Grammar Is Actually Interesting

I really enjoyed this week's reading because there were so many connections between another one of my classes, SymSys 1, and my study of grammar and Latin in middle and high school.

Carnie gave a brief and interesting overview of the basics of syntax. According to him, linguists studying syntax operate largely on the scientific method: observing data about language, making generalizations based on patterns, testing them, and revising them as needed. One interesting point was that linguists are especially looking for exceptions in expected patterns, that they can then try to explain. He described how they use corpora to find patterns. This reminded me of an article I read about Google Translate - instead of doing some sort of structural parsing and translation word by word, it works by trawling vast corpora of language translation examples to find similar examples.

Pretty stupidly, I never seriously thought about the human capacity for language, even though I love to read and write. I didn't know that most linguists have agreed on “Universal Grammar” - the idea that the language facility is innate. The proof for this is that 1) syntax is a productive, recursive, and infinite system, 2) rules governing infinite systems are unlearnable, and therefore that syntax is unlearnable. Since we have it, though, it must be innate, since we could not have learned it.

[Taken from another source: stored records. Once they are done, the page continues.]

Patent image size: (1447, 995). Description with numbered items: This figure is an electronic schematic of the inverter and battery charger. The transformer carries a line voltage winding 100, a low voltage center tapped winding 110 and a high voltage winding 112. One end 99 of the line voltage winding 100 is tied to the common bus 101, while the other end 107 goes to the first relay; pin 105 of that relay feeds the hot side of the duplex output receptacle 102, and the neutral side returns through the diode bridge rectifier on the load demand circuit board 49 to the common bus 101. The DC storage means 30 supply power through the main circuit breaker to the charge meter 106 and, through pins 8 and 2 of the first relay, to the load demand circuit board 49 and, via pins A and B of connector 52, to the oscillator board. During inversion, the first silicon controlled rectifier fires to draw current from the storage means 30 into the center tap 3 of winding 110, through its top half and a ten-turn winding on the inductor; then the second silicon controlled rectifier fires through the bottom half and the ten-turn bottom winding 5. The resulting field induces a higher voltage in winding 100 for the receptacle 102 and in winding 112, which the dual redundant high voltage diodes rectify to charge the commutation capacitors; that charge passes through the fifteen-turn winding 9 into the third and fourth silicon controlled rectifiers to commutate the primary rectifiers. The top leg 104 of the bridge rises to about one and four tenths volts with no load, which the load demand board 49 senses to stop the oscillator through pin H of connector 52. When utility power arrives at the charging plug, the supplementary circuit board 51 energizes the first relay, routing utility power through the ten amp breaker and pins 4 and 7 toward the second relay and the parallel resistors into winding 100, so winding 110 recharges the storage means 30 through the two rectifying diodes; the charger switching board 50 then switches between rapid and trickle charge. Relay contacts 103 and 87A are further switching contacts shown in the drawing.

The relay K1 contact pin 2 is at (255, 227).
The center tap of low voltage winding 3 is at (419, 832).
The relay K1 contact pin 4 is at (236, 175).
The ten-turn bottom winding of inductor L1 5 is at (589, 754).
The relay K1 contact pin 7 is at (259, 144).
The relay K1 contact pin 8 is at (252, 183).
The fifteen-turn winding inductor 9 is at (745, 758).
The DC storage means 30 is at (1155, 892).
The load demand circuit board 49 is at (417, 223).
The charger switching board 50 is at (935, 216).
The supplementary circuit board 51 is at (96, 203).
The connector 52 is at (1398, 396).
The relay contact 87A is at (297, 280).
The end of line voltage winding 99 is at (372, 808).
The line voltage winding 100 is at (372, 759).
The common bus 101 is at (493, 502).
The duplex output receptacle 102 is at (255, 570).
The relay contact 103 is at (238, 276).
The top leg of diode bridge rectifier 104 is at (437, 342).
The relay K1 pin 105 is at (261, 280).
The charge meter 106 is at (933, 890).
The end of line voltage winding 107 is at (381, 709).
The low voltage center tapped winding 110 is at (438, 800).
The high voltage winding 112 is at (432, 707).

We seem to be born with the knowledge that certain sentences are ungrammatical; indeed, when parents correct their kids' language, they're usually correcting their content, not grammar. Carnie suggested that children learn early on which structural conventions their language uses, like subject-verb-object order vs subject-object-verb order.

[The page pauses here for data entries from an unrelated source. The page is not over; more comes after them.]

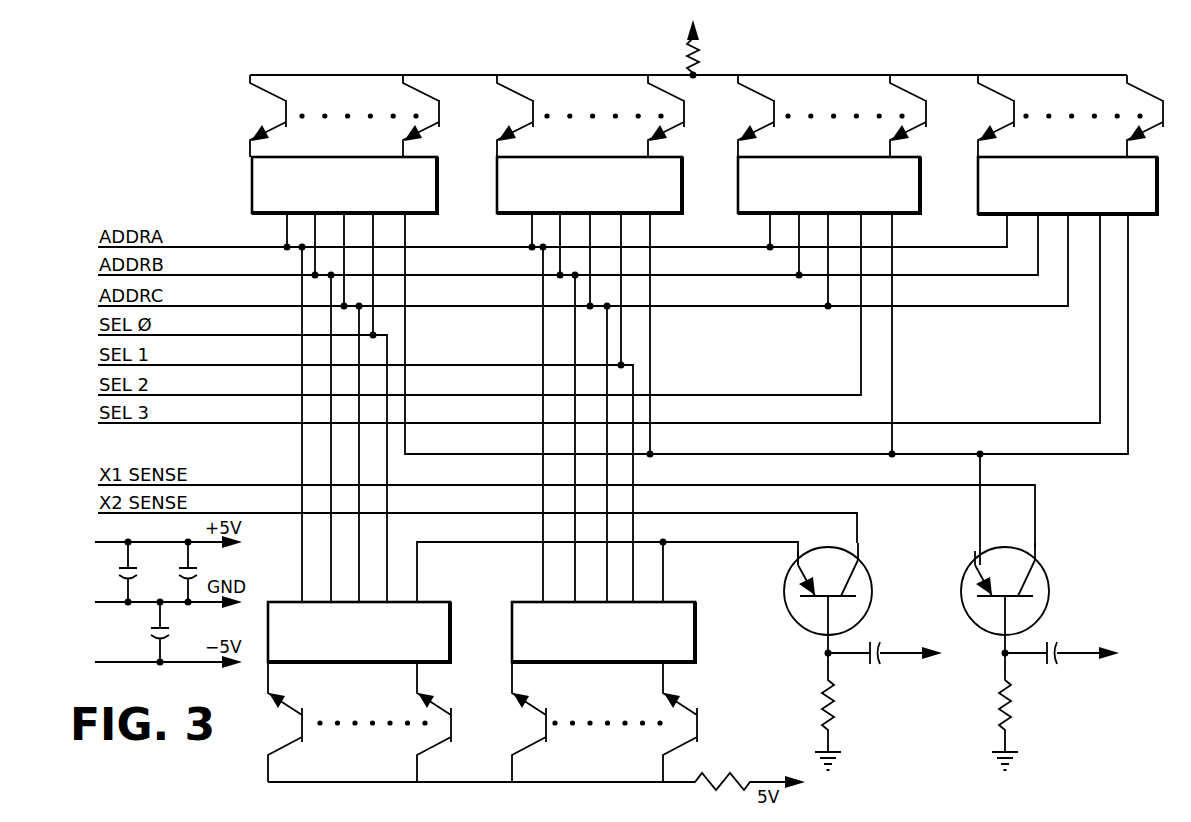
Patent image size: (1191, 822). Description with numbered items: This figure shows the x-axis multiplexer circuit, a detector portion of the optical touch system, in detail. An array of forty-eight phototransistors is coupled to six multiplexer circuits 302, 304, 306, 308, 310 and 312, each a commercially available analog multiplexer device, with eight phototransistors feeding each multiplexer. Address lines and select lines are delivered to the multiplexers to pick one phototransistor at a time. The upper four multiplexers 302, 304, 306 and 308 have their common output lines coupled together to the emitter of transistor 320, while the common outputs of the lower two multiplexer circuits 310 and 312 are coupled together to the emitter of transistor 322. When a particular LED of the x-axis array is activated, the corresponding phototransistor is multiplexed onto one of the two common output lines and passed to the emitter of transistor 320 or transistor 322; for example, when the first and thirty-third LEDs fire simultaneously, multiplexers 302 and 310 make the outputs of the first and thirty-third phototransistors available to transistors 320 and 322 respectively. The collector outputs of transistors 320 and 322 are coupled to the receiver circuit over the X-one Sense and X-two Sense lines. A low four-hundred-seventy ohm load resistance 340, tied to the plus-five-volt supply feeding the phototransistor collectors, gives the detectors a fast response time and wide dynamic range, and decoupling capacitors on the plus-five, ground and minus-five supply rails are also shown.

The multiplexer circuit 302 is at (250, 178).
The multiplexer circuit 304 is at (497, 192).
The multiplexer circuit 306 is at (738, 192).
The multiplexer circuit 308 is at (978, 192).
The multiplexer circuit 310 is at (452, 611).
The multiplexer circuit 312 is at (698, 611).
The transistor 320 is at (1050, 592).
The transistor 322 is at (873, 592).
The load resistance 340 is at (688, 52).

Chapters 2 and 3 reminded me of studying grammar when I was younger. I did a very strict grammar curriculum from around third to eighth grades that involved diagramming sentences and labelling parts of speech in many sentences. Diagramming sentences was a fun puzzle to me back at age eleven, and now I see how sentence diagrams can show the recursive, tree-like nature of language's structure. While the sentence diagrams I did weren't quite trees, they did allow branching and depicted components as a tree would. It was interesting to learn new notation for grammar, like depicting intransitive sentences as [NP _ ], transitive sentences as [NP _ NP] or [NP _ {NP | CP} ], and ditransitive sentences as [NP _ NP NP], [NP _ NP PP], [NP _ NP {NP | PP} ], or [NP _ NP {NP | PP | P}]. Though I knew about direct and indirect objects, I'd never learned the term “ditransitive” before.

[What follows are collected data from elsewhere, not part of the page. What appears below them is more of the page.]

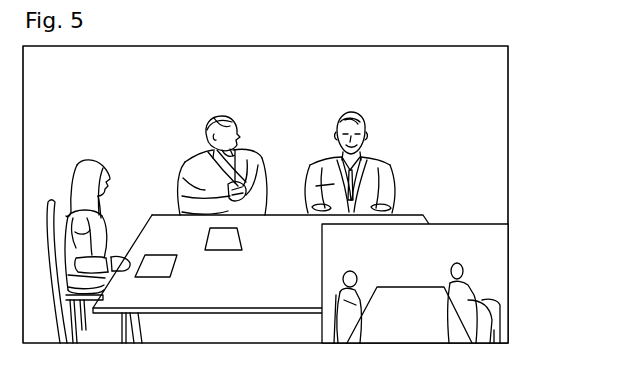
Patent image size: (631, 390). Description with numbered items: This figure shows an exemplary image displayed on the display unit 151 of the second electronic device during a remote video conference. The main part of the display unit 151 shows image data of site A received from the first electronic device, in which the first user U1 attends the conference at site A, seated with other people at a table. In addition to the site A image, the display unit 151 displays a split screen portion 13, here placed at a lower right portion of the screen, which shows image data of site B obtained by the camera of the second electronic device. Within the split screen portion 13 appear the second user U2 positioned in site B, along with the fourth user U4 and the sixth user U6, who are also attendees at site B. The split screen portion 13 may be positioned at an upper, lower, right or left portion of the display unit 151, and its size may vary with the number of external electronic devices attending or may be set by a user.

The display unit 151 is at (508, 71).
The first user U1 is at (380, 177).
The split screen portion 13 is at (508, 241).
The second user U2 is at (466, 278).
The sixth user U6 is at (483, 302).
The fourth user U4 is at (346, 343).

Last week for another class, SymSys 1, I read excerpts from Stephen Pinker's work on language. It included a deeper explanation of the recursive nature of language, generative grammar, principles and parameters theory, and the structure of phrases (heads, determiners, etc.). The Carnie reading was a good review of this material. It was interesting to connect principles of grammar to principles of computer science - particularly the idea that common structures, like recursion and abstraction, unite both programs and language. Later this quarter in CS 103, I'll also be learning about context-free grammars and regular expressions. I love exploring all these connections - I'm starting to see more and more the beauty of Symbolic Systems!